Carbon Market

In the absence of a carbon market policy, the federal government gave Sindh the permission to sell carbon credits worth at least $200 million in the next two decades so that it can expand its mangrove forest cover. It would appear that we are finally benefiting off of being a low emitting country. Funds generated through this avenue could enable the government to initiate great development projects that could promote sustainability and protect our ecology. At the same time however, there must be strict oversight on how such finances are used. Furthermore, this income should be incorporated within the national policy framework so that a self-sustaining system is established for the future as well.
As part of the United Nations Framework Convention on Climate Change (UNFCC), Pakistan made certain commitments like reducing 240 tonnes of carbon dioxide—amounting to 15 percent in carbon credits in total. Within this endeavor of reducing greenhouse gases from the atmosphere, the Sindh government has also stressed the importance of restoring mangrove forest cover as it will not only promote a healthier atmosphere, but will promote biodiversity in the province. And considering that Sindh has made enough progress in reducing carbon emissions, it has earned enough credits to earn a hefty income through which it can facilitate this initiative.
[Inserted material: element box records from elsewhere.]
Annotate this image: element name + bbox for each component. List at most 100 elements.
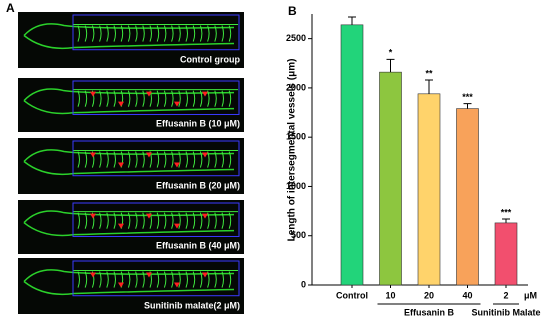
vessel <box>192 90 196 107</box>
vessel <box>106 90 109 107</box>
arrowhead <box>202 91 208 97</box>
vessel <box>142 90 145 107</box>
vessel <box>135 212 138 229</box>
vessel <box>228 212 232 229</box>
arrowhead <box>90 272 96 278</box>
vessel <box>199 271 203 288</box>
image-caption: Effusanin B (40 μM) <box>156 240 240 250</box>
vessel <box>120 25 124 42</box>
vessel <box>127 212 131 229</box>
vessel <box>171 90 174 107</box>
vessel <box>106 151 109 168</box>
vessel <box>142 25 145 42</box>
vessel <box>192 151 196 168</box>
vessel <box>228 271 232 288</box>
error-bar <box>425 79 433 94</box>
vessel <box>156 271 160 288</box>
error-bar <box>386 58 395 73</box>
error-bar <box>348 16 356 25</box>
vessel <box>171 151 174 168</box>
vessel <box>84 25 88 42</box>
vessel <box>228 90 232 107</box>
y-axis-label: Length of intersegmental vessels (μm) <box>287 59 298 242</box>
vessel <box>99 212 102 229</box>
arrowhead <box>146 91 152 97</box>
image-background <box>18 258 244 314</box>
roi-box <box>72 14 240 51</box>
vessel <box>214 212 217 229</box>
vessel <box>185 90 188 107</box>
error-bar <box>463 103 472 109</box>
vessel <box>156 212 160 229</box>
vessel <box>214 151 217 168</box>
roi-box <box>72 80 240 115</box>
arrowhead <box>146 272 152 278</box>
image-caption: Effusanin B (10 μM) <box>156 118 240 128</box>
vessel <box>156 151 160 168</box>
x-tick-label: Control <box>336 290 368 300</box>
vessel <box>84 212 88 229</box>
roi-box <box>72 140 240 177</box>
vessel <box>113 90 116 107</box>
image-caption: Control group <box>180 54 240 64</box>
vessel <box>163 25 167 42</box>
group-label: Sunitinib Malate <box>471 307 540 317</box>
arrowhead <box>90 91 96 97</box>
arrowhead <box>118 282 124 288</box>
vessel <box>84 271 88 288</box>
vessel <box>185 151 188 168</box>
vessel <box>221 212 224 229</box>
vessel <box>127 271 131 288</box>
vessel <box>207 25 210 42</box>
vessel <box>228 25 232 42</box>
vessel <box>113 151 116 168</box>
vessel <box>99 90 102 107</box>
vessel <box>192 212 196 229</box>
x-tick-label: 20 <box>424 290 434 300</box>
vessel <box>178 271 181 288</box>
vessel <box>178 90 181 107</box>
vessel <box>106 25 109 42</box>
vessel <box>106 271 109 288</box>
unit-label: μM <box>524 290 537 300</box>
significance-label: ** <box>425 68 433 78</box>
vessel <box>178 212 181 229</box>
vessel <box>113 212 116 229</box>
image-background <box>18 12 244 68</box>
vessel <box>221 90 224 107</box>
vessel <box>113 271 116 288</box>
arrowhead <box>118 162 124 168</box>
significance-label: *** <box>462 92 473 102</box>
image-background <box>18 138 244 194</box>
vessel <box>127 151 131 168</box>
significance-label: * <box>389 48 393 58</box>
vessel <box>199 212 203 229</box>
vessel <box>99 25 102 42</box>
arrowhead <box>202 152 208 158</box>
panel-b: 0 500 1000 1500 2000 2500 Control 10 * 20 ** 40 *** 2… <box>286 14 541 317</box>
vessel <box>77 271 80 288</box>
vessel <box>156 90 160 107</box>
vessel <box>77 151 80 168</box>
vessel <box>199 151 203 168</box>
bar <box>494 222 518 286</box>
vessel <box>171 271 174 288</box>
fish-outline <box>23 149 235 176</box>
vessel <box>221 271 224 288</box>
vessel <box>207 90 210 107</box>
vessel <box>207 271 210 288</box>
vessel <box>135 151 138 168</box>
vessel <box>135 25 138 42</box>
vessel <box>214 271 217 288</box>
vessel <box>185 271 188 288</box>
arrowhead <box>118 223 124 229</box>
y-tick-label: 2000 <box>286 82 306 92</box>
panel-label: B <box>288 4 297 18</box>
vessel <box>185 25 188 42</box>
vessel <box>135 90 138 107</box>
y-tick-label: 1500 <box>286 132 306 142</box>
group-label: Effusanin B <box>404 307 455 317</box>
vessel <box>192 25 196 42</box>
y-tick-label: 0 <box>301 279 306 289</box>
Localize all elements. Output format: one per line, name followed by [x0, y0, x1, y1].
There are a few problems; because we do not have a national policy on carbon credits, the Sindh government would have to resort to the voluntary market in which credits cannot be counted towards the nationally determined contribution commitments of a country. This means that efforts towards reducing carbon emissions and then earning through credits would not help Pakistan honour its international requirements. Furthermore, every time a province needs to sell its credits, it would have to go through a lengthy procedure of approvals and investigations. The only way to solve this is through creating a cohesive and comprehensive national policy, something the federal government must work towards.
Secondly, $200 million is a huge sum of money that will be funneled into the country. There needs to be immense oversight to ensure that it is actually spent on environmental projects, and remains tied to sustainability. Promoting such key areas of development is essential, and the government must see to it that everything is done according to plan.